Multi-core parallel engine powers Cadence simulator

Article By : Julien Happich

The Xcelium Parallel Simulator speeds runtime by an average of 3X for register-transfer level design simulation.

Cadence Design System has introduced the Xcelium Parallel Simulator, which the company claims is the industry's first production-ready simulator based on a multi-core parallel computing architecture.

The new simulator is said to help customers achieve 2X improved single-core performance and more than 5X improved multi-core performance versus the company's previous generation simulators.
Xcelium has already been deployed at early adopters across mobile, graphics, server, consumer, IoT and automotive projects. Built on the technology acquired from Rocketick, the new simulator speeds runtime by an average of 3X for register-transfer level (RTL) design simulation, 5X for gate-level simulation and 10X for parallel design for test (DFT) simulation, potentially saving weeks to months on project schedules, according to Cadence.

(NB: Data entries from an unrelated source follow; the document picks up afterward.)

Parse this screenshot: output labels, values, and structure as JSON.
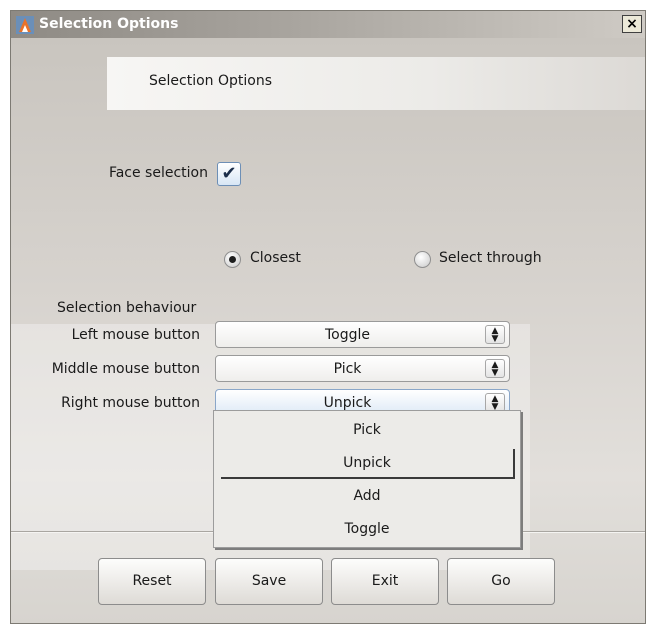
{
  "window": {
    "title": "Selection Options",
    "close_glyph": "×"
  },
  "header": {
    "title": "Selection Options"
  },
  "face_selection": {
    "label": "Face selection",
    "checked": true,
    "check_glyph": "✔"
  },
  "pick_mode": {
    "options": [
      {
        "label": "Closest",
        "selected": true
      },
      {
        "label": "Select through",
        "selected": false
      }
    ]
  },
  "behaviour": {
    "title": "Selection behaviour",
    "rows": [
      {
        "label": "Left mouse button",
        "value": "Toggle"
      },
      {
        "label": "Middle mouse button",
        "value": "Pick"
      },
      {
        "label": "Right mouse button",
        "value": "Unpick"
      }
    ],
    "dropdown_options": [
      "Pick",
      "Unpick",
      "Add",
      "Toggle"
    ],
    "dropdown_highlighted": "Unpick",
    "arrow_glyph": "▲▼"
  },
  "buttons": {
    "reset": "Reset",
    "save": "Save",
    "exit": "Exit",
    "go": "Go"
  },
  "colors": {
    "title_text": "#ffffff",
    "app_icon": "#e8722a",
    "window_bg": "#d4d0c8"
  },
  "icons": {
    "app": "app-icon",
    "close": "close-icon",
    "check": "check-icon",
    "dropdown": "chevron-updown-icon"
  }
}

A new compilation and elaboration flow assigns the design and verification test bench code to the ideal engines and automatically selects the optimal number of cores for fast execution speed. New features that speed overall SoC verification time include SystemVerilog test bench coverage for faster verification closure and parallel multi-core build.

[Cadence Protium (cr)]
__Figure 1:__ *The Protium S1 FPGA-based prototyping platform.*

The EDA company announced the same day its Protium S1 FPGA-based prototyping platform for early software development built on Xilinx' Virtex UltraScale FPGAs to offer 6X higher design capacity and an average 2X performance improvement over Cadence's previous platforms.

The Protium S1 platform is compatible with the Cadence Palladium Z1 Enterprise Emulation Platform and its advanced memory modelling and implementation capabilities allow designers to reduce prototype bring-up from months to days. The platform shares a common compile flow with the Palladium Z1 platform, which enables up to 80% re-use of the existing verification environment and provides front-end consistency between the two platforms.

New firmware and software productivity-enhancing features include memory backdoor access, waveforms across partitions, force and release, and runtime clock control.